Chapbooks are unique and singular works of art. I’m very proud of the two I’ve published, and I know I’ll feel the same about two that are now forthcoming—one a collection of personal poems and the other a collection of daily sentences that I write about people lost to gun violence. But chapbooks simply don’t have the cachet of full-length books, and I haven’t really felt like a varsity player until today, when the coach finally put me in.


Whether I can put up the numbers remains to be seen, but it feels awfully good to be in the game.

*****

If you would like to purchase my book, ordering information can be found at this link.

Sunday, June 26, 2016

First book reflections: I’m ready for my closeup



“Hi Karen, you have a package coming tomorrow.” That’s the text of an e-mail from UPS, informing me that by the end of day Monday I will be able to open a box containing copies of my very first full-length poetry collection.

I could not be more thrilled. It’s been a long poetic life with little to show for it—I’m nearly double the age of John Keats at the time of his death, for heaven’s sake, yet I’ve published only two (very beloved) chapbooks so far. Can a book that weighs five ounces be an anchor to secure my spot in the literary world? Because it feels that way. It really does.

One of my favorite things on social media is a genre of photograph that only people with lots of writer friends regularly encounter. This, of course, is a picture of the opening of the box and the first time seeing and holding the brand new book.

My press, Sundress Publications, and my editor, Erin Elizabeth Smith, gave me a lot of say over my cover—which is not always the case in literary publishing—and I love what Erin put together with artist Gabrielle Montesanti and cover designer Kristen Camille Ton. I don’t anticipate any surprises when I open my box, having approved a proof, but still, I can’t wait to see my book—to hold it in my hands.

And of course I’ll need a photographer at the ready to record the moment—my moment. Mike, my partner, is standing by to take the picture, and he may be even more excited than I am.

Have you ever planned an outfit for opening a box? Have you contemplated a manicure for the occasion? Well, that’s where I am. It’s a little like buying a pretty nightgown for the first pic with a new baby. That shit gets a lot of looks, and despite the pain and effort of pushing nine pounds out of the vague, feminine region my nine-year-old refers to as “your butt,” new moms are expected to be radiant. Strangely, it usually does work that way. Creation makes us glow.

As far as the idea of prettifying myself to receive a box goes, I’m resisting. I’m determined to greet my book as naturally as I produced it—over years, mostly still-dark mornings, of quiet focus and contemplation, and long stretches of frustrating revision.

Making poetry is not necessarily pretty.
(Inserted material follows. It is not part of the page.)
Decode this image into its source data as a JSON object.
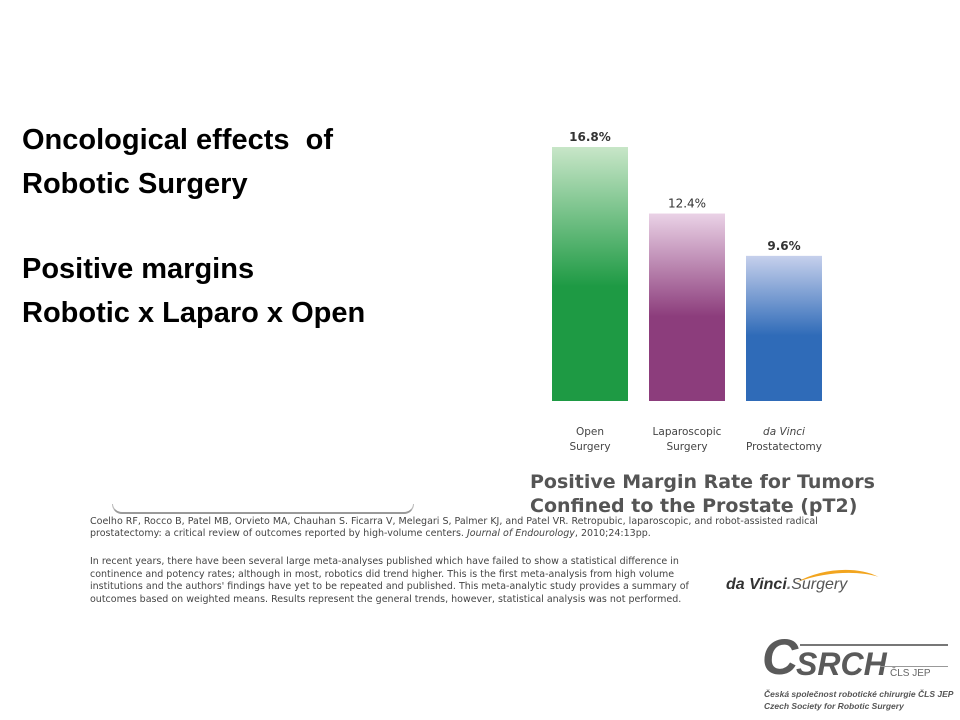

I spend many long minutes each day with my hands pressed over my eyes, or with my lips moving soundlessly as I go over a poem in an attempt to get it just right. I’ve caught myself digging my fingers into my hair and pulling, as if I could extract the right word out the top of my head if I just applied enough pressure.  I regularly scrunch up my face and grimace at the dumb stuff I come up with on the way to a finished poem. I produce a whole lot of stupid in my desire to serve truth and beauty.

In short, I suspect I look kind of crazed in the writing process. It’s ugly work. And I’d hate to think that my poems would arrive home and not recognize their own mom in the literary equivalent of a frilly new duster.

As in the delivery room, I suspect there will be two pics taken. One will remind us of the red-faced, sweaty astonishment of a mom awkwardly first-time holding a gooey screamer, and one will show all the composure of a Madonna cradling the nestling babe whose arrival might save us all. The second, of course, is the one I’ll approve for social media.


Either way, I could probably use a manicure.